Objective. Develop prognostic tests to accurately define those patients with progressive disease, so they can be targeted for early aggressive treatment.
Approaches. We undertook the following steps towards our goal:
- accumulate clinical data over decades for hundreds of consented patients,
- develop a method that assigns predictive markers to tumor or adjacent reactive tissues (Note: most biopsies do not contain tumor, but changes occur in these samples, nevertheless),
- develop an RNA strategy (now licensed to company),
- build large tissue microarrays for protein prognosticators,
- develop methylation assays (see below).
Program 4: DNA methylation biomarkers for cancer progression.

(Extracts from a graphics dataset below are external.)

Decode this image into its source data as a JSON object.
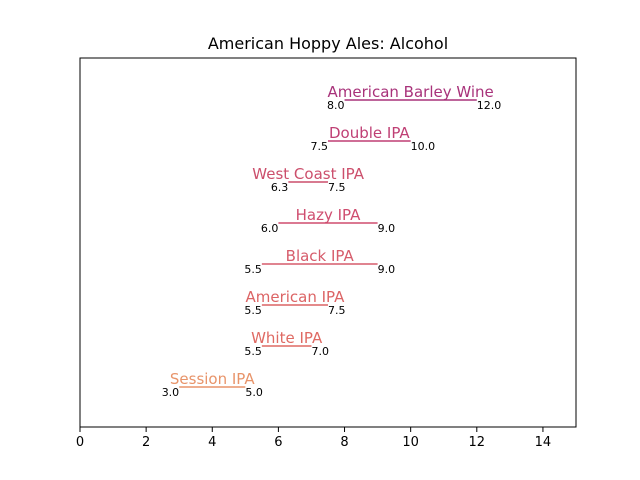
{
  "chart_data": {
    "type": "range-bar",
    "title": "American Hoppy Ales: Alcohol",
    "xlabel": "",
    "ylabel": "",
    "xlim": [
      0,
      15
    ],
    "xticks": [
      0,
      2,
      4,
      6,
      8,
      10,
      12,
      14
    ],
    "grid": false,
    "legend": "none",
    "ranges": [
      {
        "label": "American Barley Wine",
        "low": 8.0,
        "high": 12.0,
        "low_label": "8.0",
        "high_label": "12.0",
        "color": "#a8327a"
      },
      {
        "label": "Double IPA",
        "low": 7.5,
        "high": 10.0,
        "low_label": "7.5",
        "high_label": "10.0",
        "color": "#bf3f74"
      },
      {
        "label": "West Coast IPA",
        "low": 6.3,
        "high": 7.5,
        "low_label": "6.3",
        "high_label": "7.5",
        "color": "#cc4f6c"
      },
      {
        "label": "Hazy IPA",
        "low": 6.0,
        "high": 9.0,
        "low_label": "6.0",
        "high_label": "9.0",
        "color": "#cf4d6f"
      },
      {
        "label": "Black IPA",
        "low": 5.5,
        "high": 9.0,
        "low_label": "5.5",
        "high_label": "9.0",
        "color": "#d65c6b"
      },
      {
        "label": "American IPA",
        "low": 5.5,
        "high": 7.5,
        "low_label": "5.5",
        "high_label": "7.5",
        "color": "#dc6465"
      },
      {
        "label": "White IPA",
        "low": 5.5,
        "high": 7.0,
        "low_label": "5.5",
        "high_label": "7.0",
        "color": "#df6a63"
      },
      {
        "label": "Session IPA",
        "low": 3.0,
        "high": 5.0,
        "low_label": "3.0",
        "high_label": "5.0",
        "color": "#e8946a"
      }
    ]
  }
}
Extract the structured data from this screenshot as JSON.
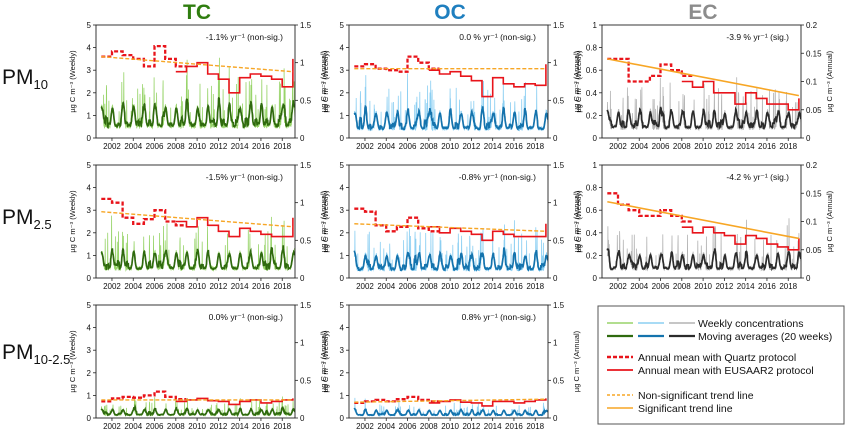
{
  "figure": {
    "columns": [
      {
        "label": "TC",
        "color": "#2f7d0f"
      },
      {
        "label": "OC",
        "color": "#1f7fbf"
      },
      {
        "label": "EC",
        "color": "#8c8c8c"
      }
    ],
    "rows": [
      {
        "main": "PM",
        "sub": "10"
      },
      {
        "main": "PM",
        "sub": "2.5"
      },
      {
        "main": "PM",
        "sub": "10-2.5"
      }
    ],
    "ylabel_left": "µg C m⁻³ (Weekly)",
    "ylabel_right": "µg C m⁻³ (Annual)",
    "x_tick_labels": [
      "2002",
      "2004",
      "2006",
      "2008",
      "2010",
      "2012",
      "2014",
      "2016",
      "2018"
    ]
  },
  "colors": {
    "tc_weekly": "#98d46a",
    "tc_avg": "#2f6a0e",
    "oc_weekly": "#8ccff2",
    "oc_avg": "#1473ad",
    "ec_weekly": "#b3b3b3",
    "ec_avg": "#2b2b2b",
    "quartz": "#e8141b",
    "eusaar": "#e8141b",
    "trend_nonsig": "#f7a625",
    "trend_sig": "#f7a625"
  },
  "legend": {
    "weekly": "Weekly concentrations",
    "moving": "Moving averages (20 weeks)",
    "quartz": "Annual mean with Quartz protocol",
    "eusaar": "Annual mean with EUSAAR2 protocol",
    "nonsig": "Non-significant trend line",
    "sig": "Significant trend line"
  },
  "chart_data": [
    {
      "type": "line",
      "row": "PM10",
      "column": "TC",
      "annotation": "-1.1% yr⁻¹ (non-sig.)",
      "significant": false,
      "x_range": [
        2000.5,
        2019.2
      ],
      "ylim_weekly": [
        0,
        5
      ],
      "yticks_weekly": [
        0,
        1,
        2,
        3,
        4,
        5
      ],
      "ylim_annual": [
        0,
        1.5
      ],
      "yticks_annual": [
        0,
        0.5,
        1,
        1.5
      ],
      "series": "tc",
      "seed": 11,
      "wk_base": 0.75,
      "wk_amp": 0.55,
      "years": [
        2001,
        2002,
        2003,
        2004,
        2005,
        2006,
        2007,
        2008,
        2009,
        2010,
        2011,
        2012,
        2013,
        2014,
        2015,
        2016,
        2017,
        2018,
        2019
      ],
      "annual_quartz": [
        1.08,
        1.15,
        1.1,
        1.05,
        0.95,
        1.22,
        1.05,
        0.95
      ],
      "annual_eusaar": [
        0.88,
        0.95,
        1.0,
        0.85,
        0.78,
        0.6,
        0.8,
        0.85,
        0.82,
        0.78,
        0.68,
        1.05
      ],
      "trend": [
        1.08,
        0.88
      ]
    },
    {
      "type": "line",
      "row": "PM10",
      "column": "OC",
      "annotation": "0.0 % yr⁻¹ (non-sig.)",
      "significant": false,
      "x_range": [
        2000.5,
        2019.2
      ],
      "ylim_weekly": [
        0,
        5
      ],
      "yticks_weekly": [
        0,
        1,
        2,
        3,
        4,
        5
      ],
      "ylim_annual": [
        0,
        1.5
      ],
      "yticks_annual": [
        0,
        0.5,
        1,
        1.5
      ],
      "series": "oc",
      "seed": 23,
      "wk_base": 0.6,
      "wk_amp": 0.45,
      "years": [
        2001,
        2002,
        2003,
        2004,
        2005,
        2006,
        2007,
        2008,
        2009,
        2010,
        2011,
        2012,
        2013,
        2014,
        2015,
        2016,
        2017,
        2018,
        2019
      ],
      "annual_quartz": [
        0.95,
        0.98,
        0.92,
        0.9,
        0.88,
        1.08,
        1.0,
        0.92
      ],
      "annual_eusaar": [
        0.9,
        0.85,
        0.88,
        0.82,
        0.76,
        0.55,
        0.8,
        0.72,
        0.68,
        0.72,
        0.7,
        0.98
      ],
      "trend": [
        0.92,
        0.92
      ]
    },
    {
      "type": "line",
      "row": "PM10",
      "column": "EC",
      "annotation": "-3.9 % yr⁻¹ (sig.)",
      "significant": true,
      "x_range": [
        2000.5,
        2019.2
      ],
      "ylim_weekly": [
        0,
        1
      ],
      "yticks_weekly": [
        0,
        0.2,
        0.4,
        0.6,
        0.8,
        1.0
      ],
      "ylim_annual": [
        0,
        0.2
      ],
      "yticks_annual": [
        0,
        0.05,
        0.1,
        0.15,
        0.2
      ],
      "series": "ec",
      "seed": 37,
      "wk_base": 0.13,
      "wk_amp": 0.09,
      "years": [
        2001,
        2002,
        2003,
        2004,
        2005,
        2006,
        2007,
        2008,
        2009,
        2010,
        2011,
        2012,
        2013,
        2014,
        2015,
        2016,
        2017,
        2018,
        2019
      ],
      "annual_quartz": [
        0.14,
        0.14,
        0.1,
        0.1,
        0.11,
        0.13,
        0.12,
        0.11
      ],
      "annual_eusaar": [
        0.1,
        0.09,
        0.1,
        0.08,
        0.08,
        0.06,
        0.08,
        0.07,
        0.06,
        0.06,
        0.05,
        0.07
      ],
      "trend": [
        0.14,
        0.075
      ]
    },
    {
      "type": "line",
      "row": "PM2.5",
      "column": "TC",
      "annotation": "-1.5% yr⁻¹ (non-sig.)",
      "significant": false,
      "x_range": [
        2000.5,
        2019.2
      ],
      "ylim_weekly": [
        0,
        5
      ],
      "yticks_weekly": [
        0,
        1,
        2,
        3,
        4,
        5
      ],
      "ylim_annual": [
        0,
        1.5
      ],
      "yticks_annual": [
        0,
        0.5,
        1,
        1.5
      ],
      "series": "tc",
      "seed": 51,
      "wk_base": 0.6,
      "wk_amp": 0.45,
      "years": [
        2001,
        2002,
        2003,
        2004,
        2005,
        2006,
        2007,
        2008,
        2009,
        2010,
        2011,
        2012,
        2013,
        2014,
        2015,
        2016,
        2017,
        2018,
        2019
      ],
      "annual_quartz": [
        1.05,
        1.0,
        0.8,
        0.72,
        0.78,
        0.9,
        0.75,
        0.7
      ],
      "annual_eusaar": [
        0.75,
        0.68,
        0.8,
        0.7,
        0.62,
        0.55,
        0.66,
        0.62,
        0.58,
        0.55,
        0.55,
        0.8
      ],
      "trend": [
        0.88,
        0.68
      ]
    },
    {
      "type": "line",
      "row": "PM2.5",
      "column": "OC",
      "annotation": "-0.8% yr⁻¹ (non-sig.)",
      "significant": false,
      "x_range": [
        2000.5,
        2019.2
      ],
      "ylim_weekly": [
        0,
        5
      ],
      "yticks_weekly": [
        0,
        1,
        2,
        3,
        4,
        5
      ],
      "ylim_annual": [
        0,
        1.5
      ],
      "yticks_annual": [
        0,
        0.5,
        1,
        1.5
      ],
      "series": "oc",
      "seed": 67,
      "wk_base": 0.55,
      "wk_amp": 0.4,
      "years": [
        2001,
        2002,
        2003,
        2004,
        2005,
        2006,
        2007,
        2008,
        2009,
        2010,
        2011,
        2012,
        2013,
        2014,
        2015,
        2016,
        2017,
        2018,
        2019
      ],
      "annual_quartz": [
        0.92,
        0.88,
        0.7,
        0.62,
        0.68,
        0.8,
        0.66,
        0.62
      ],
      "annual_eusaar": [
        0.68,
        0.6,
        0.66,
        0.62,
        0.58,
        0.5,
        0.62,
        0.58,
        0.55,
        0.55,
        0.55,
        0.72
      ],
      "trend": [
        0.72,
        0.62
      ]
    },
    {
      "type": "line",
      "row": "PM2.5",
      "column": "EC",
      "annotation": "-4.2 % yr⁻¹ (sig.)",
      "significant": true,
      "x_range": [
        2000.5,
        2019.2
      ],
      "ylim_weekly": [
        0,
        1
      ],
      "yticks_weekly": [
        0,
        0.2,
        0.4,
        0.6,
        0.8,
        1.0
      ],
      "ylim_annual": [
        0,
        0.2
      ],
      "yticks_annual": [
        0,
        0.05,
        0.1,
        0.15,
        0.2
      ],
      "series": "ec",
      "seed": 79,
      "wk_base": 0.12,
      "wk_amp": 0.08,
      "years": [
        2001,
        2002,
        2003,
        2004,
        2005,
        2006,
        2007,
        2008,
        2009,
        2010,
        2011,
        2012,
        2013,
        2014,
        2015,
        2016,
        2017,
        2018,
        2019
      ],
      "annual_quartz": [
        0.15,
        0.13,
        0.12,
        0.11,
        0.11,
        0.12,
        0.11,
        0.1
      ],
      "annual_eusaar": [
        0.09,
        0.08,
        0.09,
        0.08,
        0.075,
        0.06,
        0.075,
        0.07,
        0.06,
        0.055,
        0.05,
        0.07
      ],
      "trend": [
        0.135,
        0.07
      ]
    },
    {
      "type": "line",
      "row": "PM10-2.5",
      "column": "TC",
      "annotation": "0.0%  yr⁻¹ (non-sig.)",
      "significant": false,
      "x_range": [
        2000.5,
        2019.2
      ],
      "ylim_weekly": [
        0,
        5
      ],
      "yticks_weekly": [
        0,
        1,
        2,
        3,
        4,
        5
      ],
      "ylim_annual": [
        0,
        1.5
      ],
      "yticks_annual": [
        0,
        0.5,
        1,
        1.5
      ],
      "series": "tc",
      "seed": 91,
      "wk_base": 0.2,
      "wk_amp": 0.15,
      "years": [
        2001,
        2002,
        2003,
        2004,
        2005,
        2006,
        2007,
        2008,
        2009,
        2010,
        2011,
        2012,
        2013,
        2014,
        2015,
        2016,
        2017,
        2018,
        2019
      ],
      "annual_quartz": [
        0.22,
        0.26,
        0.28,
        0.27,
        0.3,
        0.35,
        0.28,
        0.25
      ],
      "annual_eusaar": [
        0.22,
        0.24,
        0.26,
        0.23,
        0.22,
        0.18,
        0.22,
        0.24,
        0.2,
        0.22,
        0.24,
        0.26
      ],
      "trend": [
        0.24,
        0.24
      ]
    },
    {
      "type": "line",
      "row": "PM10-2.5",
      "column": "OC",
      "annotation": "0.8% yr⁻¹ (non-sig.)",
      "significant": false,
      "x_range": [
        2000.5,
        2019.2
      ],
      "ylim_weekly": [
        0,
        5
      ],
      "yticks_weekly": [
        0,
        1,
        2,
        3,
        4,
        5
      ],
      "ylim_annual": [
        0,
        1.5
      ],
      "yticks_annual": [
        0,
        0.5,
        1,
        1.5
      ],
      "series": "oc",
      "seed": 103,
      "wk_base": 0.18,
      "wk_amp": 0.14,
      "years": [
        2001,
        2002,
        2003,
        2004,
        2005,
        2006,
        2007,
        2008,
        2009,
        2010,
        2011,
        2012,
        2013,
        2014,
        2015,
        2016,
        2017,
        2018,
        2019
      ],
      "annual_quartz": [
        0.2,
        0.22,
        0.24,
        0.22,
        0.25,
        0.28,
        0.24,
        0.22
      ],
      "annual_eusaar": [
        0.2,
        0.22,
        0.24,
        0.21,
        0.2,
        0.16,
        0.22,
        0.22,
        0.2,
        0.22,
        0.24,
        0.26
      ],
      "trend": [
        0.21,
        0.25
      ]
    }
  ]
}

Background. For prostate cancer, the sources of materials for prognostics include needle biopsies, blood, and urine, as well as prostatectomies. Prognostic tests can include pathology, DNA, RNA, or protein, or combinations thereof. DNA is more stable than RNA and is found in all of these types of samples. The methylation profile is unaltered in partially degraded DNA after cell death.
Objective. Develop a cancer prognosticator based on DNA rather than RNA or protein.
Approaches. We developed a method that samples hundreds of thousands of DNA methylation loci throughout genome. The prostate tumor samples in Program 3 are being screened to find differences in DNA methylation that are prognostic. The markers are subsequently being converted to an assay platform that can be used in a clinical service laboratory.